Linda Prine, eine 71-jährige Ärztin im Bundesstaat New York, hat sich aus ihrer Hausarztpraxis zurückgezogen, arbeitet aber weiterhin mit Aid Access zusammen, weil sie glaubt, dass ältere Ärzte, die den Großteil ihrer Karriere hinter sich haben, leistungsfähiger sind ihre Approbation aufs Spiel setzen als jüngere.

Sie sagte, sie denke, die Gruppe könne ihre Arbeit auch im Falle eines nachteiligen Gerichtsurteils in Texas fortsetzen, „aber es gibt Meinungsverschiedenheiten über die Reichweite.“

Forscher weisen auf den Hintergrund anhaltender Rechtsunsicherheit hin.

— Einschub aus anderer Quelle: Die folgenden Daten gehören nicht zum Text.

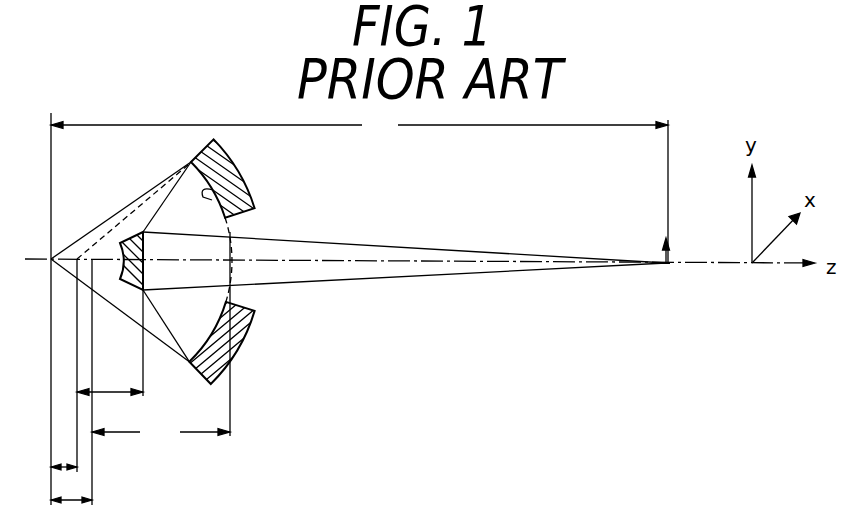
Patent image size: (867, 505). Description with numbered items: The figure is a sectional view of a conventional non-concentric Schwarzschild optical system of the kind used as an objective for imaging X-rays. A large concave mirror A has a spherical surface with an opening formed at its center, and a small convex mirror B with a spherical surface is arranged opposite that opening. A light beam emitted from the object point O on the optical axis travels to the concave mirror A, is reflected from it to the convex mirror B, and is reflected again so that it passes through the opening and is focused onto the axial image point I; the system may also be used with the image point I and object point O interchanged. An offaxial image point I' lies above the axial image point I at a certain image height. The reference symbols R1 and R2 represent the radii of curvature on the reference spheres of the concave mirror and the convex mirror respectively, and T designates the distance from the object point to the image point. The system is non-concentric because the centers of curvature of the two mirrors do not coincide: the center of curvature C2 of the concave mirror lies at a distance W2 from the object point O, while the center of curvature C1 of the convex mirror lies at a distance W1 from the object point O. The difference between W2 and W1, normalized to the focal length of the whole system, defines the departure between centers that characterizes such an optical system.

The concave mirror A is at (244, 182).
The convex mirror B is at (146, 268).
The center of curvature of the convex mirror C1 is at (92, 259).
The center of curvature of the concave mirror C2 is at (77, 259).
The object point O is at (40, 309).
The distance from the object point to the image point T is at (359, 189).
The radius of curvature of the concave mirror R1 is at (161, 433).
The radius of curvature of the convex mirror R2 is at (110, 343).
The distance from the object point to the center of curvature C1 W1 is at (62, 500).
The distance from the object point to the center of curvature C2 W2 is at (60, 466).
The image point I is at (662, 293).
The offaxial image point I' is at (650, 225).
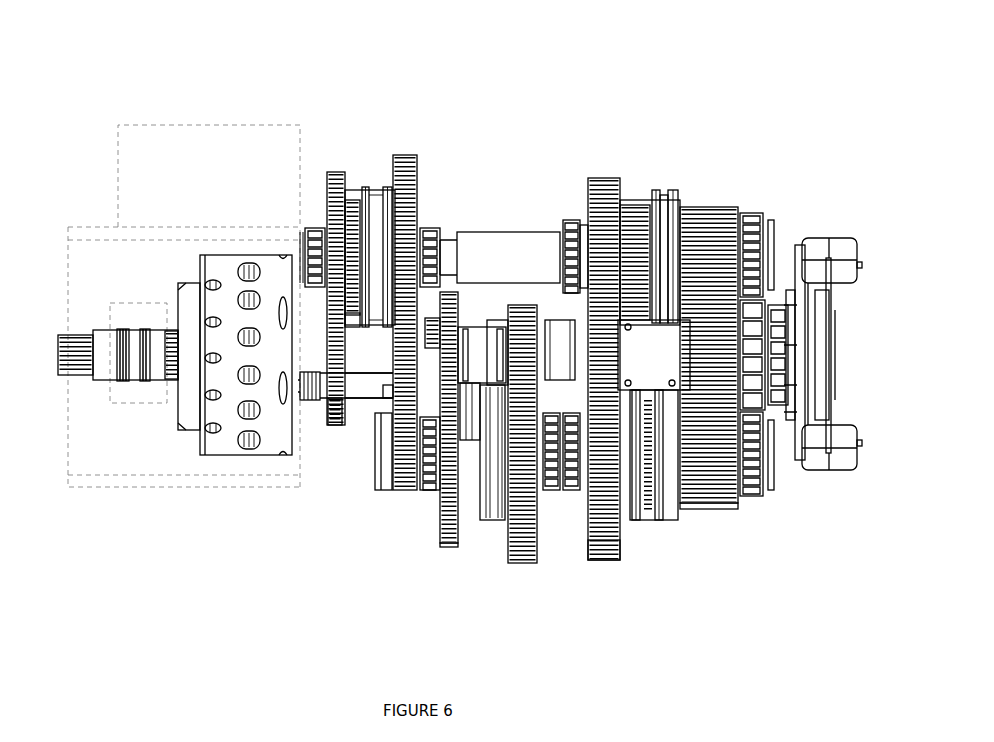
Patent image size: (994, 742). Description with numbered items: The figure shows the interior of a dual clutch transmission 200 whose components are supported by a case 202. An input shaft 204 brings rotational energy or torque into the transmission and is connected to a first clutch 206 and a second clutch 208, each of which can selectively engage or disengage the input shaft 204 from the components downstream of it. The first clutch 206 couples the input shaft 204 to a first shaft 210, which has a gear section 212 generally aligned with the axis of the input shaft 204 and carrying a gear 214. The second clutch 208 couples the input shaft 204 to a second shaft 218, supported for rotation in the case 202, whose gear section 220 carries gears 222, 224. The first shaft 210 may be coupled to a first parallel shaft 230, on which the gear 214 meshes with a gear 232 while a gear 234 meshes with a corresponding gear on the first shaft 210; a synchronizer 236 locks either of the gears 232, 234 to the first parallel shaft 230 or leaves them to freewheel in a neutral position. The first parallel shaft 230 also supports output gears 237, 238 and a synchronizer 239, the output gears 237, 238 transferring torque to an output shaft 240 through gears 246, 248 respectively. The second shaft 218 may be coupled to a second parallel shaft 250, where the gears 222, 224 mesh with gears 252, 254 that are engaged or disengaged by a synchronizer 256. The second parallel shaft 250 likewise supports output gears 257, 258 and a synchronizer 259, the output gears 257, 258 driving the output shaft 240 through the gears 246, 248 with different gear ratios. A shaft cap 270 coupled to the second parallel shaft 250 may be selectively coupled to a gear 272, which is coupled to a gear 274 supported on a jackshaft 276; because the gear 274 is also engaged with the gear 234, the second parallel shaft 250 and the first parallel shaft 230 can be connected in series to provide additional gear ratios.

„Staatsgesetze, die Abtreibungen verbieten oder einschränken, gelten für medikamentöse Abtreibungen genauso wie für Abtreibungsverfahren“, schrieb die Kaiser Family Foundation in einem Informationsblatt auf ihrer Website. Noch vor dem Urteil des Obersten Gerichtshofs „beschränkten einige Staaten den Zugang zu medikamentösen Abtreibungen, indem sie entweder die Verwendung von Abtreibungen durch Telemedizin blockierten, indem sie persönliche Besuche für Abtreibungen vorschrieben, Anforderungen an die persönliche Abgabe stellten oder die Arten von Ärzten einschränkten, die dies verabreichen konnten Pillen.”

In ihrem Amsterdamer Büro sieht Gomperts immer noch einen Tag in der Woche Patienten – hauptsächlich ausländische Studenten und Menschen ohne Papiere, die keinen Zugang zu Leistungen der niederländischen Regierung für Abtreibungsbehandlungen haben. Für sie unterstreicht die Arbeit, was sie für die grundlegenden Ungleichheiten hält, die die Abtreibungsbeschränkungen weltweit untermauern.

„Menschen mit Geld, die Ehefrauen und Töchter von Richtern und Politikern, sie können Abtreibungen bekommen, egal was passiert“, sagte sie. „Das ist grundsätzlich rassistisch und eine Frage sozialer Ungerechtigkeit. Das ist die Quintessenz.“

Online und persönlich berichten Patientinnen ihr oft von Umständen – Armut, häusliche Gewalt, eine zerrüttete Ehe –, die eine Abtreibung erschweren oder unmöglich machen. Sie ist jedoch der festen Überzeugung, dass der Zugang zu Abtreibungen nicht von solchen Härten abhängig sein sollte.

„Ich brauche keine Horrorgeschichte, um das zu rechtfertigen, und ich möchte nicht, dass irgendjemand eine Horrorgeschichte braucht“, sagte sie. „Zur Fortsetzung einer ungewollten Schwangerschaft gezwungen zu werden, ist eine Verletzung der Grundrechte.“

Gomperts widmet viel Zeit der Forschung und Interessenvertretung, die auf zwei Hauptziele abzielen: Abtreibungspillen, die ohne Rezept erhältlich sind – sie argumentiert, dass ihr Sicherheitsprofil dem vieler rezeptfreier Medikamente, einschließlich Schmerzmittel, weit überlegen ist – und die potenzielle Verwendung in niedrigere Dosen von Mifepriston als Verhütungsmittel.

Und wenn es eine Rückkehr zu den kantigeren Taktiken gibt, die sie früher in ihrer Aktivistenkarriere angewendet hat, ist Gomperts – ohne Einzelheiten zu nennen – auch dafür bereit.

„Niemand wird mehr aufgehalten“, sagte sie. “Immer.”